Pengamat Sarankan Program MBG Dihentikan Sementara 3-6 Bulan untuk Benahi Sistem

SATYABERITA – Pengamat intelijen dan geopolitik Amir Hamzah menyarankan agar pelaksanaan program Makan Bergizi Gratis (MBG) dihentikan sementara selama tiga hingga enam bulan.
Menurutnya, langkah tersebut diperlukan untuk membenahi sistem pelaksanaan di lapangan menyusul munculnya berbagai persoalan, termasuk kasus keracunan makanan di sejumlah Satuan Pelayanan Pemenuhan Gizi (SPPG).
Amir menilai gagasan pemberian makanan bergizi kepada siswa merupakan program yang baik. Namun, persoalan muncul dalam tahap pelaksanaannya yang dinilai masih menghadapi masalah profesionalisme, tata kelola, hingga potensi penyimpangan.
“Yang harus kita pisahkan adalah gagasan Presiden dengan pelaksanaannya. Ternyata dalam pelaksanaan terjadi macam-macam,” ujar Amir kepada awak media, Selasa (15/9/2026).
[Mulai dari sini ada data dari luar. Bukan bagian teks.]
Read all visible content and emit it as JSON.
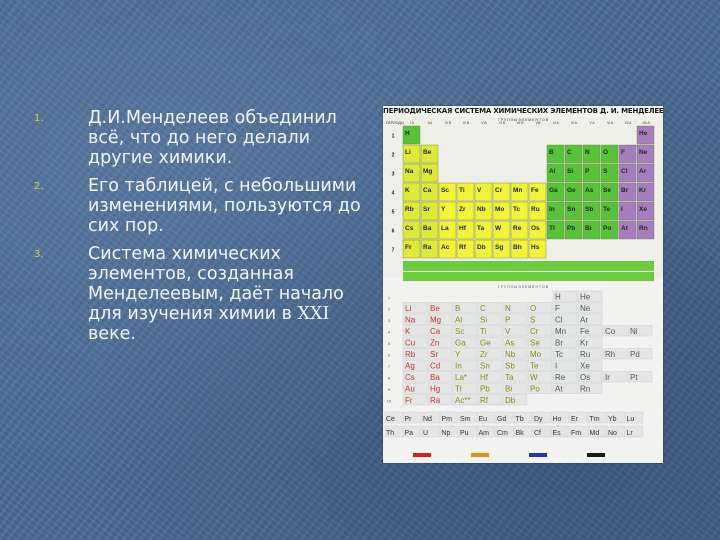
{
  "slide": {
    "items": [
      {
        "marker": "1.",
        "text": "Д.И.Менделеев объединил всё, что до него делали другие химики."
      },
      {
        "marker": "2.",
        "text": "Его таблицей, с небольшими изменениями, пользуются до сих пор."
      },
      {
        "marker": "3.",
        "text_before": "Система химических элементов, созданная Менделеевым, даёт начало для изучения химии в ",
        "text_roman": "XXI",
        "text_after": " веке."
      }
    ]
  },
  "poster": {
    "title": "ПЕРИОДИЧЕСКАЯ СИСТЕМА ХИМИЧЕСКИХ ЭЛЕМЕНТОВ Д. И. МЕНДЕЛЕЕВА",
    "groups_label": "Г Р У П П Ы   Э Л Е М Е Н Т О В",
    "periods_label": "ПЕРИОДЫ",
    "group_headers": [
      "I A",
      "II A",
      "III B",
      "IV B",
      "V B",
      "VI B",
      "VII B",
      "VIII",
      "III A",
      "IV A",
      "V A",
      "VI A",
      "VII A",
      "VIII A"
    ],
    "period_numbers": [
      "1",
      "2",
      "3",
      "4",
      "5",
      "6",
      "7"
    ],
    "top_rows": [
      [
        "H",
        "",
        "",
        "",
        "",
        "",
        "",
        "",
        "",
        "",
        "",
        "",
        "",
        "He"
      ],
      [
        "Li",
        "Be",
        "",
        "",
        "",
        "",
        "",
        "",
        "B",
        "C",
        "N",
        "O",
        "F",
        "Ne"
      ],
      [
        "Na",
        "Mg",
        "",
        "",
        "",
        "",
        "",
        "",
        "Al",
        "Si",
        "P",
        "S",
        "Cl",
        "Ar"
      ],
      [
        "K",
        "Ca",
        "Sc",
        "Ti",
        "V",
        "Cr",
        "Mn",
        "Fe",
        "Ga",
        "Ge",
        "As",
        "Se",
        "Br",
        "Kr"
      ],
      [
        "Rb",
        "Sr",
        "Y",
        "Zr",
        "Nb",
        "Mo",
        "Tc",
        "Ru",
        "In",
        "Sn",
        "Sb",
        "Te",
        "I",
        "Xe"
      ],
      [
        "Cs",
        "Ba",
        "La",
        "Hf",
        "Ta",
        "W",
        "Re",
        "Os",
        "Tl",
        "Pb",
        "Bi",
        "Po",
        "At",
        "Rn"
      ],
      [
        "Fr",
        "Ra",
        "Ac",
        "Rf",
        "Db",
        "Sg",
        "Bh",
        "Hs",
        "",
        "",
        "",
        "",
        "",
        ""
      ]
    ],
    "bottom_rows": [
      [
        "",
        "",
        "",
        "",
        "",
        "",
        "H",
        "He",
        "",
        ""
      ],
      [
        "Li",
        "Be",
        "B",
        "C",
        "N",
        "O",
        "F",
        "Ne",
        "",
        ""
      ],
      [
        "Na",
        "Mg",
        "Al",
        "Si",
        "P",
        "S",
        "Cl",
        "Ar",
        "",
        ""
      ],
      [
        "K",
        "Ca",
        "Sc",
        "Ti",
        "V",
        "Cr",
        "Mn",
        "Fe",
        "Co",
        "Ni"
      ],
      [
        "Cu",
        "Zn",
        "Ga",
        "Ge",
        "As",
        "Se",
        "Br",
        "Kr",
        "",
        ""
      ],
      [
        "Rb",
        "Sr",
        "Y",
        "Zr",
        "Nb",
        "Mo",
        "Tc",
        "Ru",
        "Rh",
        "Pd"
      ],
      [
        "Ag",
        "Cd",
        "In",
        "Sn",
        "Sb",
        "Te",
        "I",
        "Xe",
        "",
        ""
      ],
      [
        "Cs",
        "Ba",
        "La*",
        "Hf",
        "Ta",
        "W",
        "Re",
        "Os",
        "Ir",
        "Pt"
      ],
      [
        "Au",
        "Hg",
        "Tl",
        "Pb",
        "Bi",
        "Po",
        "At",
        "Rn",
        "",
        ""
      ],
      [
        "Fr",
        "Ra",
        "Ac**",
        "Rf",
        "Db",
        "",
        "",
        "",
        "",
        ""
      ]
    ],
    "lanthanides": [
      "Ce",
      "Pr",
      "Nd",
      "Pm",
      "Sm",
      "Eu",
      "Gd",
      "Tb",
      "Dy",
      "Ho",
      "Er",
      "Tm",
      "Yb",
      "Lu"
    ],
    "actinides": [
      "Th",
      "Pa",
      "U",
      "Np",
      "Pu",
      "Am",
      "Cm",
      "Bk",
      "Cf",
      "Es",
      "Fm",
      "Md",
      "No",
      "Lr"
    ],
    "legend_colors": [
      "#d81f1f",
      "#e98a1b",
      "#1f3aa8",
      "#1a1a1a"
    ]
  },
  "colors": {
    "background": "#4b6c95",
    "text": "#f2f5fa",
    "marker": "#d8d23a",
    "s_block": "#e0e83a",
    "p_block": "#58c23a",
    "d_block": "#e7ef2f",
    "noble": "#a67ec0",
    "halogen": "#b88ac9"
  }
}
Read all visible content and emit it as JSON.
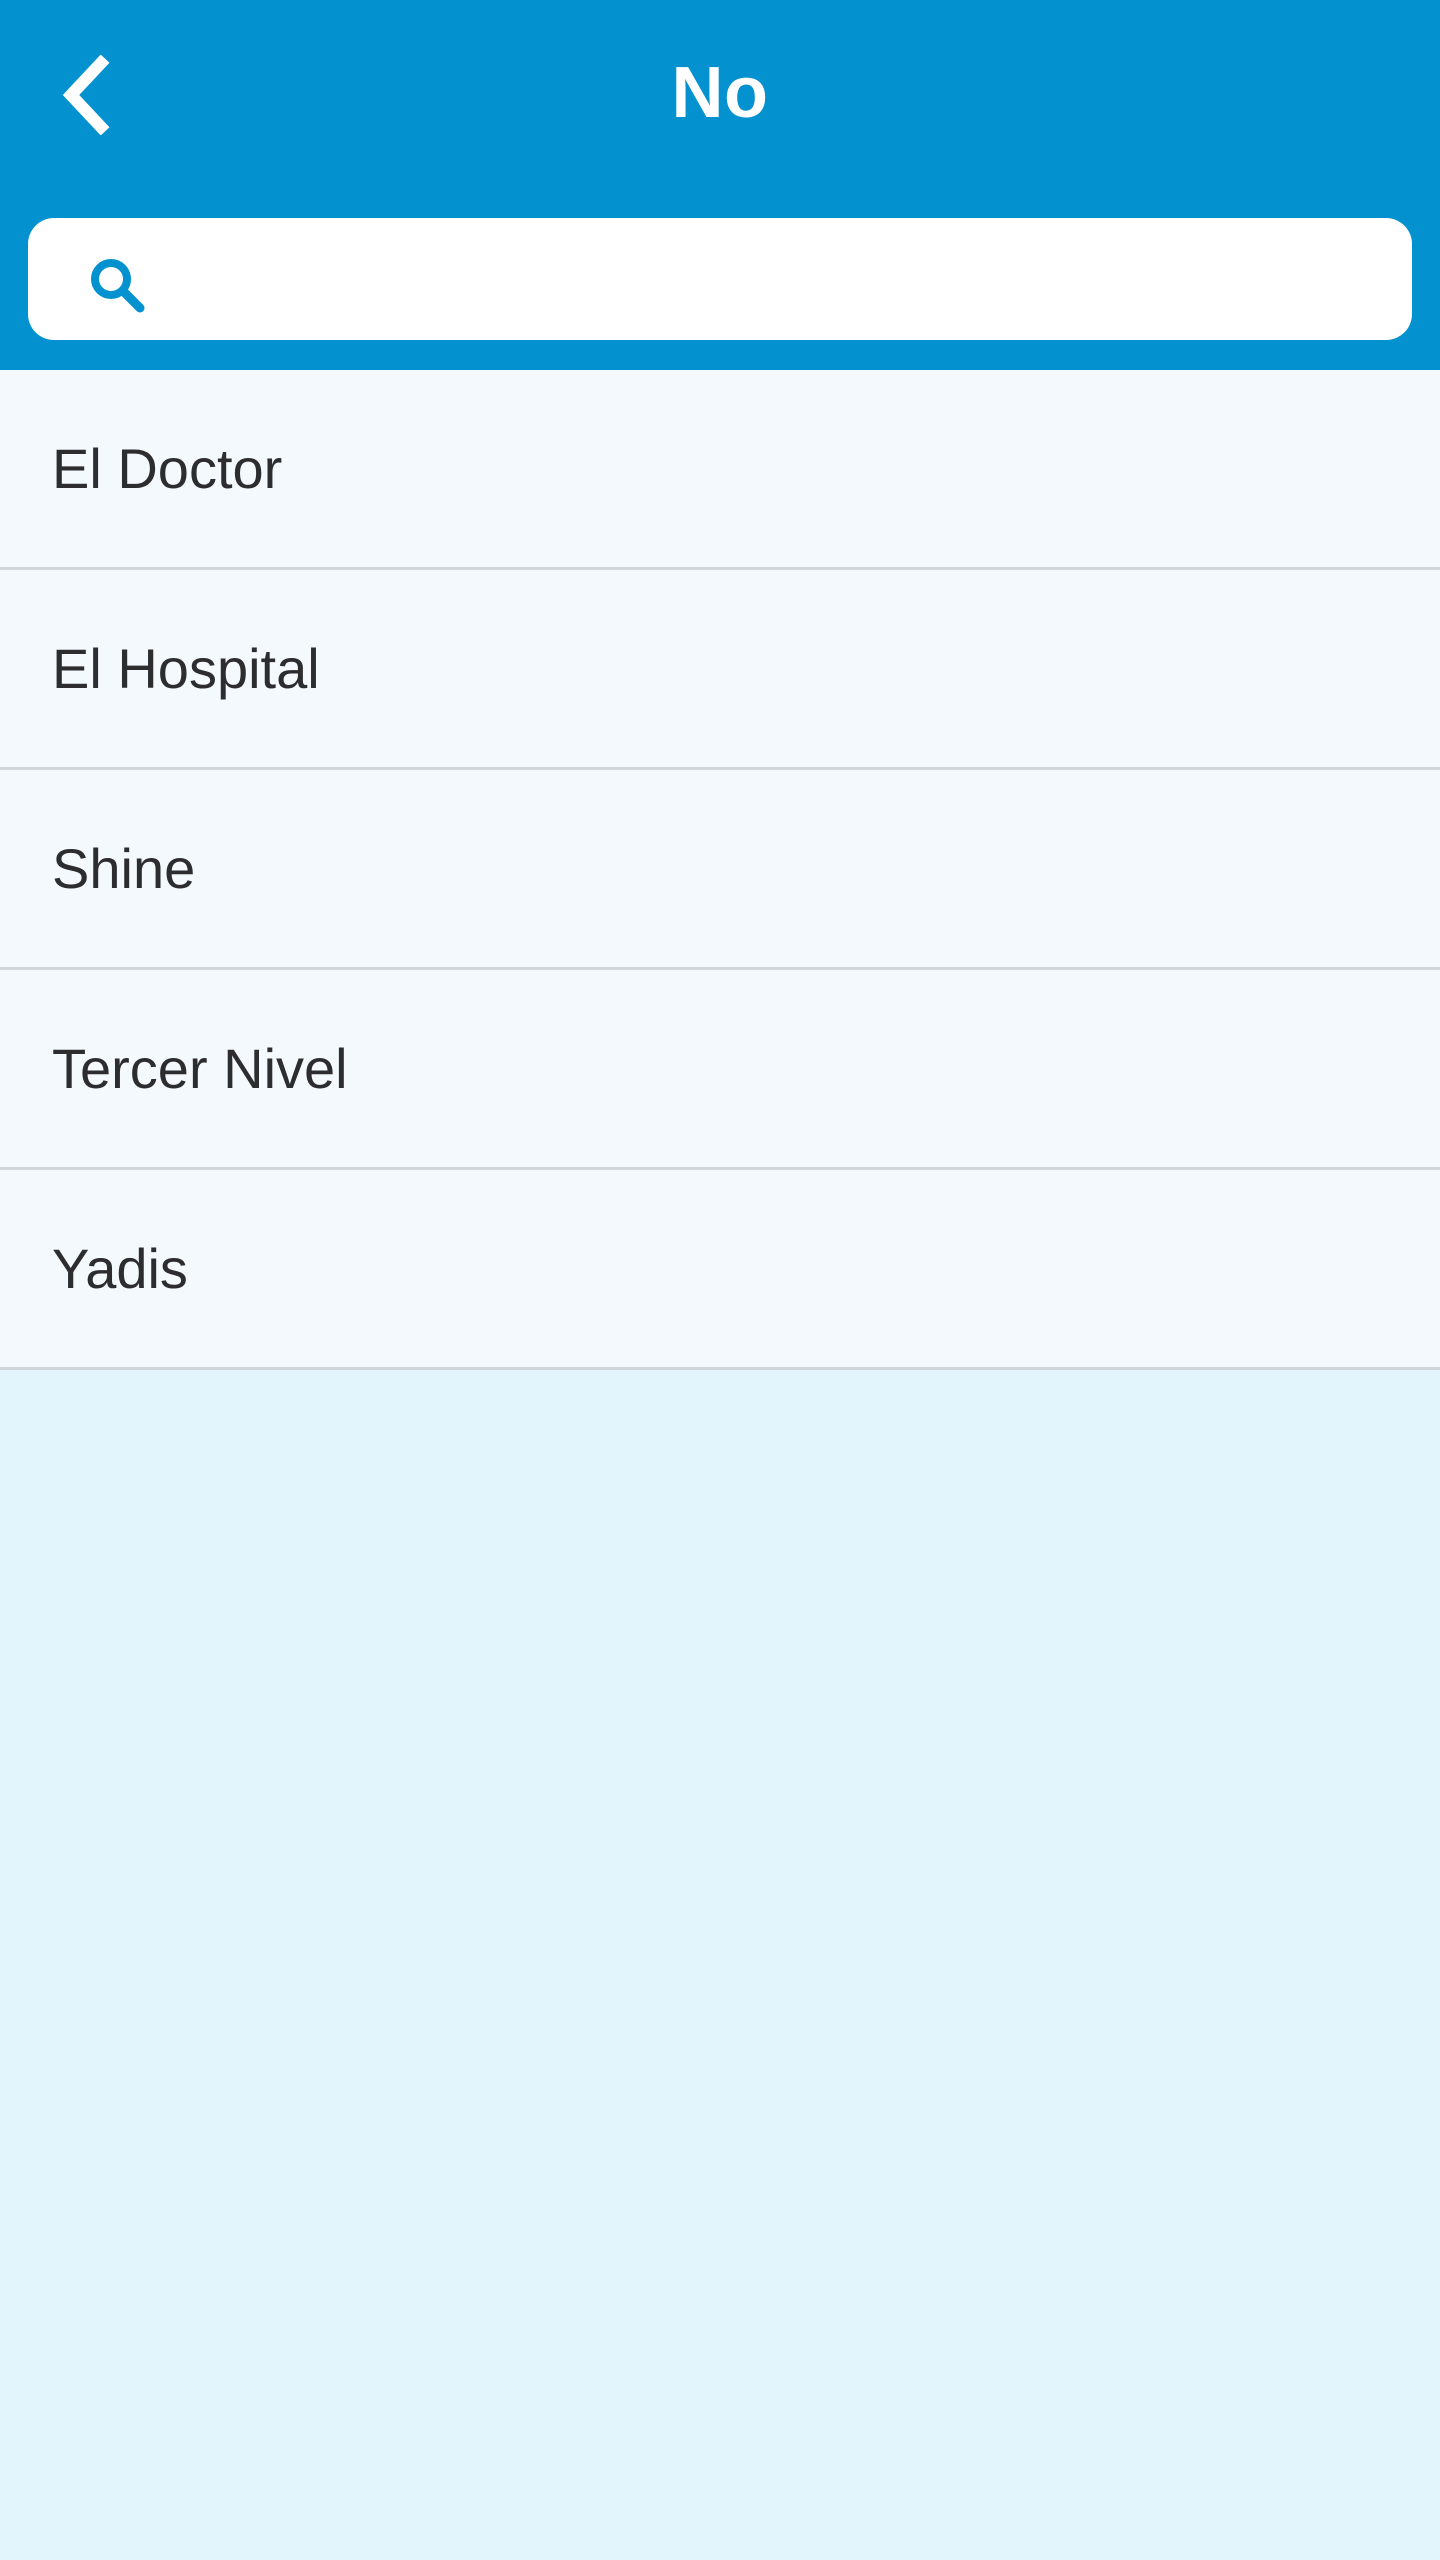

Ia mengusulkan agar masa penghentian sementara digunakan untuk melakukan evaluasi, pemetaan, serta penyusunan ulang sistem MBG. Menurutnya, pola pelaksanaan tidak bisa diseragamkan karena kondisi setiap provinsi, kabupaten, dan kota berbeda.
Amir juga mendorong adanya pembagian kewenangan yang lebih besar kepada pemerintah daerah. Operasional dapur, pendataan sekolah penerima, jumlah penerima, hingga jenis makanan dinilai lebih tepat disesuaikan dengan kondisi daerah.
“Pelaksanaan operasionalnya, baik dapurnya maupun sekolah mana yang diberi makan, berapa orang, dan jenis makanannya, sebaiknya diserahkan kepada daerah, terutama kabupaten, kota dan kecamatan,” katanya.
Terkait pembiayaan, Amir menyebut pemerintah pusat dan daerah dapat berbagi peran melalui mekanisme hubungan keuangan pusat dan daerah, termasuk pemanfaatan sebagian dana bagi hasil untuk mendukung program MBG.
Selain itu, Amir menawarkan alternatif sistem kupon ketimbang pemberian uang tunai langsung kepada orang tua siswa. Menurutnya, kupon makan dapat digunakan siswa di restoran atau rumah makan yang bekerja sama dengan program tersebut.
Sistem itu, kata dia, tidak hanya memenuhi kebutuhan makan siswa, tetapi juga dapat mendorong perputaran ekonomi di tingkat lokal. Restoran yang menerima kupon dapat membeli bahan pangan dari koperasi desa sehingga menciptakan rantai ekonomi dari petani, koperasi, pelaku usaha makanan hingga perbankan.
“Kalau pakai sistem kupon, roda perputaran ekonomi di tingkat bawah bisa berjalan. Perbankan bergerak, restoran bergerak, dan koperasi desa juga ikut bergerak,” tutup Amir.